[R] glm: getting the confidence interval for an Odds Ratio, when using predict()

Mon Mar 19 23:11:13 CET 2012

On Mar 19, 2012, at 22:32 , Dominic Comtois wrote:

> Thanks for your answer, much appreciated.
> 
> This ain't trivial indeed. I worked my way through it, until I got a "non conformable arguments" error when trying to calculate the new standard error. Since I'm not following 100% what's happening, it's hard for me to figure out what I should do next.
> 
> Here's an example with simulated data: 
> 

Had helped if you had at least got it working to the same level as you had from the outset... 

> x1 <- rbinom(100,1,.5)
> x2 <- factor(round(runif(100,1,5)),labels=c("cat1","cat2","cat3","cat4","cat5"))
> outcome <- rbinom(100,1,.2)
> 
> model <- glm(outcome~x1+x2,family=binomial(logit))
> 

Needs to be model1, I suppose

> newd <- data.frame(x1=factor(c(0,1)),x2=factor(c("cat1","cat2")),outcome=c(0,0))

Two problems here: x1 is not a factor in your model, and x2 has a different level set

> M <- model.matrix(model1, data=newd)

There's a problem with my own suggestion: Apparently this construct drops unused levels, even if the level set in newd is right.

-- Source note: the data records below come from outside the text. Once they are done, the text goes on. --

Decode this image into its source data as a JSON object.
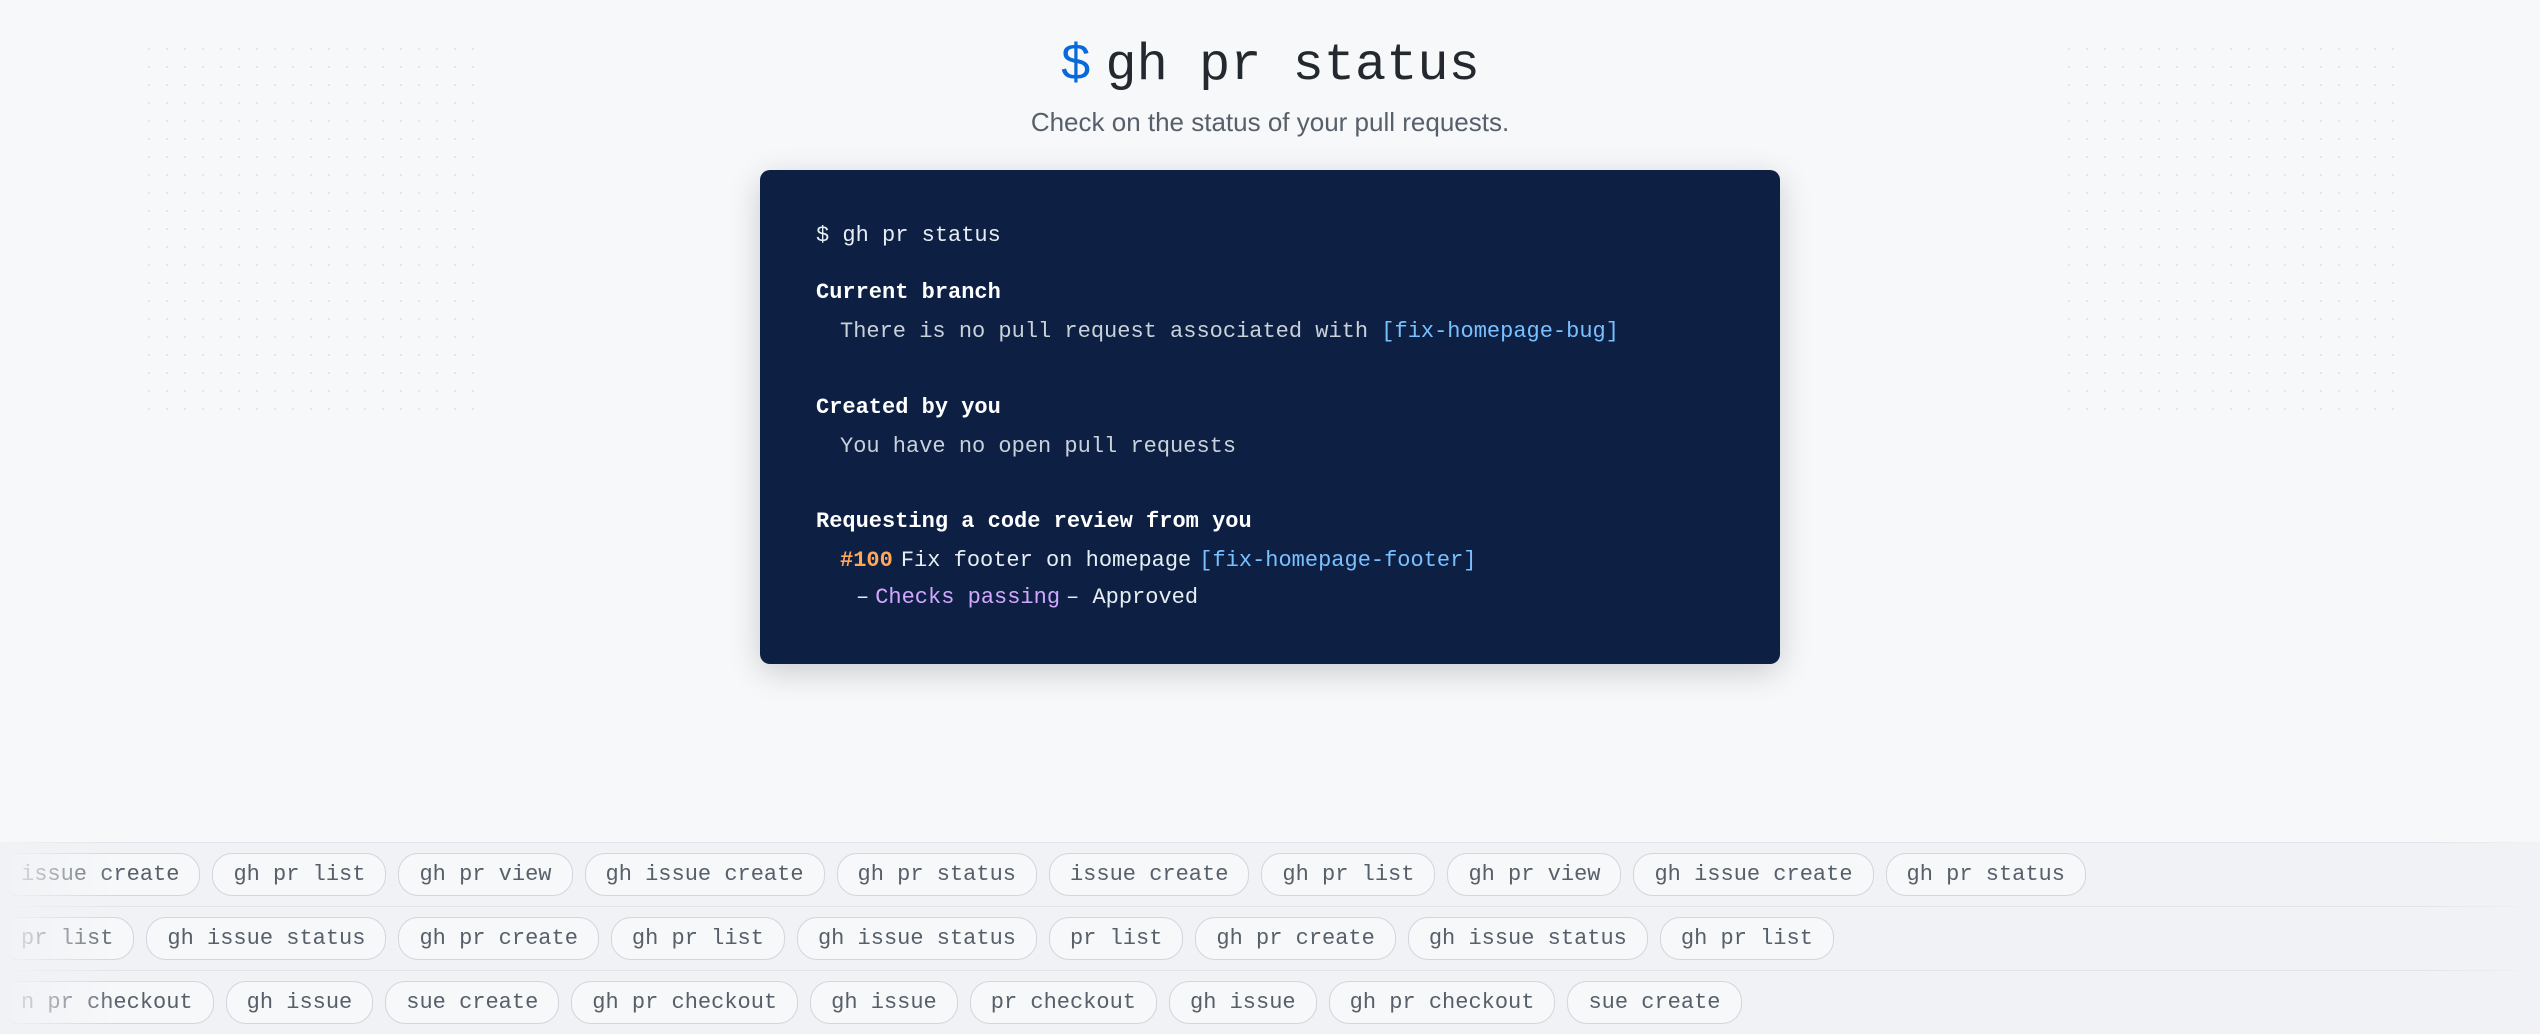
{
  "page": {
    "background_color": "#f6f8fa"
  },
  "header": {
    "dollar_sign": "$",
    "title_command": "gh pr status",
    "subtitle": "Check on the status of your pull requests."
  },
  "terminal": {
    "prompt_line": "$ gh pr status",
    "sections": [
      {
        "header": "Current branch",
        "body": "There is no pull request associated with [fix-homepage-bug]"
      },
      {
        "header": "Created by you",
        "body": "You have no open pull requests"
      },
      {
        "header": "Requesting a code review from you",
        "pr_number": "#100",
        "pr_title": "Fix footer on homepage",
        "pr_branch": "[fix-homepage-footer]",
        "checks_label": "Checks passing",
        "approved_label": "– Approved"
      }
    ]
  },
  "pills_rows": [
    {
      "id": "row1",
      "pills": [
        "issue create",
        "gh pr list",
        "gh pr view",
        "gh issue create",
        "gh pr status",
        "issue create",
        "gh pr list"
      ]
    },
    {
      "id": "row2",
      "pills": [
        "pr list",
        "gh issue status",
        "gh pr create",
        "gh pr list",
        "gh issue status",
        "pr list",
        "gh issue status"
      ]
    },
    {
      "id": "row3",
      "pills": [
        "n pr checkout",
        "gh issue",
        "sue create",
        "gh pr checkout",
        "gh issue",
        "pr checkout",
        "gh issue"
      ]
    }
  ]
}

This seems to do the trick for me:

M <- model.matrix(formula(model1), data=newd)

> V <- vcov(model1)
> contr <- c(-1,1) %*% M
> se <- contr %*% V %*% contr

Need t(contr) on the rightmost term 

> OR.ci <- exp(pred2 - pred1 + qnorm(c(.025,.50,.975))*se)

This would be OK, had you actually computed pred1 and pred2. Might substitute

OR.ci <- exp(contr %*% coef(model1) + qnorm(c(.025,.50,.975))*se)

> 
> Thanks for any additional hints,
> 
> Dominic C.
> 
> 
> 2012/3/19 peter dalgaard <pdalgd at gmail.com>
> 
> There's no trivial way since you need the covariance of pred2 and pred1 to calculate the variance of the difference.
> 
> I think you can proceed somewhat like as follows (I can't be bothered to test it without a reproducible example to start from. You may need to throw in a few explicit t() and as.vector() here and there.)
> 
> newd   <- data.frame(age.cat=c(1,2),male=c(1,0),lowed=c(1,0))
> M <- model.matrix(model, data=newd)
> V <- vcov(model)
> contr <- c(-1,1) %*% M
> se <- contr %*% V %*% contr
> 
> OR.ci <- exp(pred2 - pred1 + qnorm(c(.025,.50,.975))*se)
> 
> (Sanity check:  contr %*% coef(model)  should be same as  pred2 - pred1 )
> 
> I'm not sure how general the model.matrix trick is. It works in cases like
> 
> > mm <- glm(ff, data=trees)
> > model.matrix(mm, data=trees[1,])
>  (Intercept) log(Height) log(Girth)
> 1           1    4.248495   2.116256
> attr(,"assign")
> [1] 0 1 2
> 
> but I see that there are cases where a "data" argument may be ignored. If that is the case, then you may have to construct the "contr" vector by hand.
> 
> --
> Peter Dalgaard, Professor
> Center for Statistics, Copenhagen Business School
> Solbjerg Plads 3, 2000 Frederiksberg, Denmark
> Phone: (+45)38153501
> Email: pd.mes at cbs.dk  Priv: PDalgd at gmail.com
> 
> 

-- 
Peter Dalgaard, Professor,
Center for Statistics, Copenhagen Business School
Solbjerg Plads 3, 2000 Frederiksberg, Denmark
Phone: (+45)38153501
Email: pd.mes at cbs.dk  Priv: PDalgd at gmail.com